Red Bird wrote:Yea, let's blame the little guys!
If I remember correctly, it was working class home-owner wannabes demanding easy credit and insisting on an unsupervised market for exotic derivatives that finished Lehman Brothers and brought our great nation to its knees.
What exactly is "working class people?" I work for a living, am I working class? I have easy access to credit. I am able to make all my mortgage payments (on time AND in full) so because I am responsible, does that remove me from the "working class" pool?
Leeman Brothers would still be in business if "the people" acted responsibly. "The people" welched on their home loans. Leeman's sin in all of this, is that they risked too much of the companies assets in the most credit-unworthy. That ended them. I am not crying for Leeman. Fuck 'em, they got what they deserved for being so risky. But it was your proverbial "...
little guy..." walking away from his house for whatever reason, that started the snowball rolling down the hill to everyone's ruin.
Red Bird wrote:Those working class losers organized into cells like commies and campaigned for no-down-payment mortgages that they didn't deserve and could never hope repay, only to default and end up either homeless or living in their parents' basement.
What an incredibly clever plan to ruin themselves. Can anyone imagine a more diabolically perfect means of self destruction?
The sin here is not just the welching homeowner, but partially the lending institutions. Basically, the lenders should have assumed that IF the only way someone was going to get a mortgage, it meant no money down, then automatically
they don't get a mortgage. Unfortunately, our government WANTED those people to GET those mortgages. Let's turn back the clock to about 2005 when Congressman Barney Frank said everything was fine with Freddie and Fannie. Frank did not wanty anyone to mess up a good thing he had going. Why did he do that? Because those institutions were contributing heavily to his re-election campaign, all the while, helping to ENABLE your "working class" person with a "no-money-down" loan.
Barney Frank STILL will not craft any bill that would insist lenders to require any money down. He can't. The most irresponsible among
us are his voters.
Red Bird wrote:What amazes me, what keeps me awake at night is trying to figure out how these irresponsible dead-beats got control of the home loan process in the first place. I'll bet they greased a few palms with their grimy, sweat-soaked $10s and $20s. We all know Alan Greenspan is on the take. How could that greedy Jew resist the milk money offered to him by those near-idle free-loaders?

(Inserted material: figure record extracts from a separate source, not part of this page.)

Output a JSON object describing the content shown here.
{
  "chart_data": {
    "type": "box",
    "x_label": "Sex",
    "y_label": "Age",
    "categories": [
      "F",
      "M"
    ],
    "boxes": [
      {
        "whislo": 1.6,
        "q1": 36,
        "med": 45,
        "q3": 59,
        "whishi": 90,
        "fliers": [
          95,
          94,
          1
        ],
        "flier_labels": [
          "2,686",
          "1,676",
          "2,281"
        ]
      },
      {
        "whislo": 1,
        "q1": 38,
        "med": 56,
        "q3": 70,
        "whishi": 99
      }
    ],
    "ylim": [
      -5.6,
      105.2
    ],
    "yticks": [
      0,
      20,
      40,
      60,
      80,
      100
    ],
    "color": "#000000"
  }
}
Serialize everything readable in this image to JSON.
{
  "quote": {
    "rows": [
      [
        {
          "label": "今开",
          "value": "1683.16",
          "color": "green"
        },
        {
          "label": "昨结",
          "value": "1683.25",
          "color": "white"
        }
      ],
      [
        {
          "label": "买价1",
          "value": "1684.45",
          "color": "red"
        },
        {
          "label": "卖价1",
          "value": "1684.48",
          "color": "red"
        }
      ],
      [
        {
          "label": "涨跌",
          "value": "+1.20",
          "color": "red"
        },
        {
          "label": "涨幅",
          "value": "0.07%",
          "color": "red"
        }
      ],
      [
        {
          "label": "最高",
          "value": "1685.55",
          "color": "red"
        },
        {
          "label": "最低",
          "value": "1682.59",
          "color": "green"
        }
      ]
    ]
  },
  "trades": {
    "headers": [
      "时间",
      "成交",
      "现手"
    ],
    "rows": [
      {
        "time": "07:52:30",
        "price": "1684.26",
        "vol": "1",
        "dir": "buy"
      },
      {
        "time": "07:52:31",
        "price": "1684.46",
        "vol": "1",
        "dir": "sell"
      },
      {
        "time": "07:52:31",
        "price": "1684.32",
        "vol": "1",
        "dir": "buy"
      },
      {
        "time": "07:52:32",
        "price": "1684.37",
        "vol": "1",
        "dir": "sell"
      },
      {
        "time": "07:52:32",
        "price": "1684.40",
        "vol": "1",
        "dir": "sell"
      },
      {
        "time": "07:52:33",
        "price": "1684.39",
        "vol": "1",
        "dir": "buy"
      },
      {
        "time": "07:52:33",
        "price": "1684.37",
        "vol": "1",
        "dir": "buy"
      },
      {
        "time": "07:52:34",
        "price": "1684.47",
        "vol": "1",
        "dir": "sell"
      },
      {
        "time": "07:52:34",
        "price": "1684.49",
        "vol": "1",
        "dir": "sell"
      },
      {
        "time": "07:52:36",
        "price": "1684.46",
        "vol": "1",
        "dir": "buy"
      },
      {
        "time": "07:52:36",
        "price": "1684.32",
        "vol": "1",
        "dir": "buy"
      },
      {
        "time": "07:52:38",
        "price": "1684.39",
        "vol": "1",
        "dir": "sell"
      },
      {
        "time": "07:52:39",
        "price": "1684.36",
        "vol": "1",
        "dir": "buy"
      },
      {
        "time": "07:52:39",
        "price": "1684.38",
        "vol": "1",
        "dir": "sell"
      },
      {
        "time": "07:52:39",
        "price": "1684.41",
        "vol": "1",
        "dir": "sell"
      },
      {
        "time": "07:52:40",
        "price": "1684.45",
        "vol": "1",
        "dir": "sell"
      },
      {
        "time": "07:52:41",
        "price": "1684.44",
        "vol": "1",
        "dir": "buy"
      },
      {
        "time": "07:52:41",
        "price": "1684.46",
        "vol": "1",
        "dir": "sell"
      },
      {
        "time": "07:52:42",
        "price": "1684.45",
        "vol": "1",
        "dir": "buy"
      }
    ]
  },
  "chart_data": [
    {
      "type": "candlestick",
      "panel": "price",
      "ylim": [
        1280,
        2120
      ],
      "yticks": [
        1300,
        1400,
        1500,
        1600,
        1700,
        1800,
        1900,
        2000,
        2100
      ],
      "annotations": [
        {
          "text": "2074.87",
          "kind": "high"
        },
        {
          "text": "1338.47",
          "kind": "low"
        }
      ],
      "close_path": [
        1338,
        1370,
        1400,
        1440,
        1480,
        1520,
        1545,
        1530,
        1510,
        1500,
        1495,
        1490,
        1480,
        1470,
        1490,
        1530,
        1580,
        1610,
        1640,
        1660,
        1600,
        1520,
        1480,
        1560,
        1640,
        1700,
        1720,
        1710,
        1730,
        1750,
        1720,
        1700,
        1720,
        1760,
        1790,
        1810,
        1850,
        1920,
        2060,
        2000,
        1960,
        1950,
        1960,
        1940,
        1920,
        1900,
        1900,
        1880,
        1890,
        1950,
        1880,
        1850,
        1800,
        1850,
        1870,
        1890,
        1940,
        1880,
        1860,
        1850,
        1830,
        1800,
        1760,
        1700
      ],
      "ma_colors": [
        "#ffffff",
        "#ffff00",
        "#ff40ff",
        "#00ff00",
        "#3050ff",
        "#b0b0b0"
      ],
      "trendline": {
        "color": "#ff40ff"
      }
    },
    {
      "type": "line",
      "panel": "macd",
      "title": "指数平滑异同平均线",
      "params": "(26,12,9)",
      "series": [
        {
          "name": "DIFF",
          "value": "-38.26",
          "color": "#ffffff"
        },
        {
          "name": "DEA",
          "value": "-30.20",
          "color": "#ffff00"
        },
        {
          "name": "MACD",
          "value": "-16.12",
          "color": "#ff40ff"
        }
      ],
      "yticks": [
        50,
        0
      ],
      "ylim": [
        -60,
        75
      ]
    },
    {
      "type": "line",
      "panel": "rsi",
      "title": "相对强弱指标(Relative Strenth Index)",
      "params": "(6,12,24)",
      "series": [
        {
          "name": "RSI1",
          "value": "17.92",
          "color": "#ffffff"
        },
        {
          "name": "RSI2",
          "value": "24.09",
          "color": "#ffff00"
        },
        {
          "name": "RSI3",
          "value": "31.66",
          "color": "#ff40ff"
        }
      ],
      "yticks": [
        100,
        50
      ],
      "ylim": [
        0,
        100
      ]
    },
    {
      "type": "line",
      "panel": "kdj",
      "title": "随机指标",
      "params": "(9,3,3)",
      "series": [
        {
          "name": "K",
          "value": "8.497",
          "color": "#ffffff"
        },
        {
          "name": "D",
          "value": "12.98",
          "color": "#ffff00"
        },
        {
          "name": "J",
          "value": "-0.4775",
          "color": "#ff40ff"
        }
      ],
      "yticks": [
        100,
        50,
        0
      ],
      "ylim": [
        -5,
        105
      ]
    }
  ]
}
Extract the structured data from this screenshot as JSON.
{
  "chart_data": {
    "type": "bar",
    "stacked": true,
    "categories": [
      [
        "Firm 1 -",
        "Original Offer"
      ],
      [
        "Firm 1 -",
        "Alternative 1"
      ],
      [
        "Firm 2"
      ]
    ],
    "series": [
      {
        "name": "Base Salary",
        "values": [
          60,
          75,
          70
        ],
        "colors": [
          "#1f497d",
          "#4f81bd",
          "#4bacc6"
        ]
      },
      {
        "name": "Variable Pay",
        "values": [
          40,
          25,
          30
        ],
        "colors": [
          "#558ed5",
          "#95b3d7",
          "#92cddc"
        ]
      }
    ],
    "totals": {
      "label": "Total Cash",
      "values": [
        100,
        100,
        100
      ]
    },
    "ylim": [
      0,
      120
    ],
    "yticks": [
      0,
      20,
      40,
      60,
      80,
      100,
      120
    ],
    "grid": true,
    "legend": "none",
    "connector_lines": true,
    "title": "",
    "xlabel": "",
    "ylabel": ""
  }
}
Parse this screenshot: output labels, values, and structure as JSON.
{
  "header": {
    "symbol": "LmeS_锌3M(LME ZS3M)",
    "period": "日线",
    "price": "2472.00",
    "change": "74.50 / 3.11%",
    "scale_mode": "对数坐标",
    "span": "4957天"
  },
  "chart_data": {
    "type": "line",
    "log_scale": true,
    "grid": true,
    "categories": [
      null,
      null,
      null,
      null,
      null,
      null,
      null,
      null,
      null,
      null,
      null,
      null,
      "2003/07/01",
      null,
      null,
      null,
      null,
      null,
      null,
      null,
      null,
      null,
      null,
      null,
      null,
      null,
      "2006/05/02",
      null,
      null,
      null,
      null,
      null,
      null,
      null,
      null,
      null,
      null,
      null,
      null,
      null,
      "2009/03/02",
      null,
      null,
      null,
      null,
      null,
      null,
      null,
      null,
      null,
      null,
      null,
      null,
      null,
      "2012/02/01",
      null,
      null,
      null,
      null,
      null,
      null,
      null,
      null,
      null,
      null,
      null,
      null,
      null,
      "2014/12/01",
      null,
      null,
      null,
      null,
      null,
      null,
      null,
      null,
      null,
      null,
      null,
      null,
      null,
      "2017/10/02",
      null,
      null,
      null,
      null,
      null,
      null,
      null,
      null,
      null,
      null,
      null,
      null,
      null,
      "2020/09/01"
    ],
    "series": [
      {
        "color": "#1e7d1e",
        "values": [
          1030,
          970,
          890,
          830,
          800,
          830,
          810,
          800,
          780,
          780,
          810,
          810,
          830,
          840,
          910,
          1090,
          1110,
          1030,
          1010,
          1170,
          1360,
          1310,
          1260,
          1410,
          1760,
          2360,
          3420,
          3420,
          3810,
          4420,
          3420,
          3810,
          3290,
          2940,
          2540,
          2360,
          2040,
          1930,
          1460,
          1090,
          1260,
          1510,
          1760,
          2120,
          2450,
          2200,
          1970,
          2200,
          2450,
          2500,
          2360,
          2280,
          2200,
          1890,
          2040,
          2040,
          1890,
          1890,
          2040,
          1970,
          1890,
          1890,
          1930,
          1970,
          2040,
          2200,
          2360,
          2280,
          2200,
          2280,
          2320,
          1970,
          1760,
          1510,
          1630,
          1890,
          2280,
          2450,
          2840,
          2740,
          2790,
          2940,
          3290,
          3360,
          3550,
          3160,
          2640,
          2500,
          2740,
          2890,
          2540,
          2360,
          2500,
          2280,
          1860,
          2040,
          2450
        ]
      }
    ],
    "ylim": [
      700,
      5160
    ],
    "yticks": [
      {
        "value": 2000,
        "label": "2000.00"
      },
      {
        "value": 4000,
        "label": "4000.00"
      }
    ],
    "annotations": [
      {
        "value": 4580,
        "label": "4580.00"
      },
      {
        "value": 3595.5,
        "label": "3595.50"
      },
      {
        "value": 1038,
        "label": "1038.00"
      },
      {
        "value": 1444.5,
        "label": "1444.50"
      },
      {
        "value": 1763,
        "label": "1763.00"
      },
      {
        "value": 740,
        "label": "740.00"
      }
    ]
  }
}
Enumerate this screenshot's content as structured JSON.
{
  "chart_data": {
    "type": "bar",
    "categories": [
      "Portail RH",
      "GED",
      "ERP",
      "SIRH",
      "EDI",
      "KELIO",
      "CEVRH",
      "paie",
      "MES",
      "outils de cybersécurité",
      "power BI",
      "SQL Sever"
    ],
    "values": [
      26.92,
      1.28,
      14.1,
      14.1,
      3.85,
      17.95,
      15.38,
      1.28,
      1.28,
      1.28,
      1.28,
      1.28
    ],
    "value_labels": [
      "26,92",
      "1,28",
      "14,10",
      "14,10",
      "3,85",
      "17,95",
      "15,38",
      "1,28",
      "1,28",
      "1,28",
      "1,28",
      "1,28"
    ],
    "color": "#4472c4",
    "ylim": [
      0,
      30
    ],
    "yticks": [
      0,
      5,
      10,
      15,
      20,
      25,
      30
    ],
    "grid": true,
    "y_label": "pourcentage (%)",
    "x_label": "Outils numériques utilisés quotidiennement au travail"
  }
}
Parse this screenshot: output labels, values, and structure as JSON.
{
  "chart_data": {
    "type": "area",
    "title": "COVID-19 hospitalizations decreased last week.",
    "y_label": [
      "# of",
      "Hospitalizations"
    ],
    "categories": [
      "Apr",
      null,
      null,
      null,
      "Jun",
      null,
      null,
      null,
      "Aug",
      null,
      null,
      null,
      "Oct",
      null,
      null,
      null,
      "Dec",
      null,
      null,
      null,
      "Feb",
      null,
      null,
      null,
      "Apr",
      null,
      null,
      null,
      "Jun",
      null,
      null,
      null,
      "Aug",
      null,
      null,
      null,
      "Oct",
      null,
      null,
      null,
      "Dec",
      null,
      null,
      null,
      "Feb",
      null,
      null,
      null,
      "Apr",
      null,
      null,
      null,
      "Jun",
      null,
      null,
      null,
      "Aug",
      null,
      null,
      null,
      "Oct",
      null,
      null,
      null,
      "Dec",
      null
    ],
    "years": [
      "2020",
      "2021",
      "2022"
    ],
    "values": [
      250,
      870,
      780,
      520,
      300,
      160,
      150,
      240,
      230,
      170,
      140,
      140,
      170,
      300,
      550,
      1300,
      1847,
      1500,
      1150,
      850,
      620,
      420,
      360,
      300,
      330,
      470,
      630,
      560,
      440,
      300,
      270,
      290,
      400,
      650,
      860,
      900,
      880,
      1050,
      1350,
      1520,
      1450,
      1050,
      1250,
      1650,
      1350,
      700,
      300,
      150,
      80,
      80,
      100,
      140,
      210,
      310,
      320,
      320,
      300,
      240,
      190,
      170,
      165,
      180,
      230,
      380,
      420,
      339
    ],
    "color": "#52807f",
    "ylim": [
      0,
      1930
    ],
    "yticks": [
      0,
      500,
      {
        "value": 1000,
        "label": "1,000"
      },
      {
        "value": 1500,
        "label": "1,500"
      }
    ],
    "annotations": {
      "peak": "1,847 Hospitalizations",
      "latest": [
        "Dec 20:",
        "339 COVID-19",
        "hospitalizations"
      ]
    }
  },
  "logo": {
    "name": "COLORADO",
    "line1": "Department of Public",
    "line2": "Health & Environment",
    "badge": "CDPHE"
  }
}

Thank God we're on guard now, and these . . so called "working" poor can't hope to pull another fast one.
Of course it could happen again, and it will happen again Red Bird.
It is human nature for the least responsible to walk away from responsibility. Nothing at the Federal level has happened to change that because too many people at the Federal level owe their jobs in Congress TO the least responsible among us...
Feminism: Eve eats ALL the apples, gives God the middle finder when He confronts her, and has the serpent serve Adam with an injunction ordering him to both stay away from her AND to provide her food and shelter because he dragged her out of the Garden.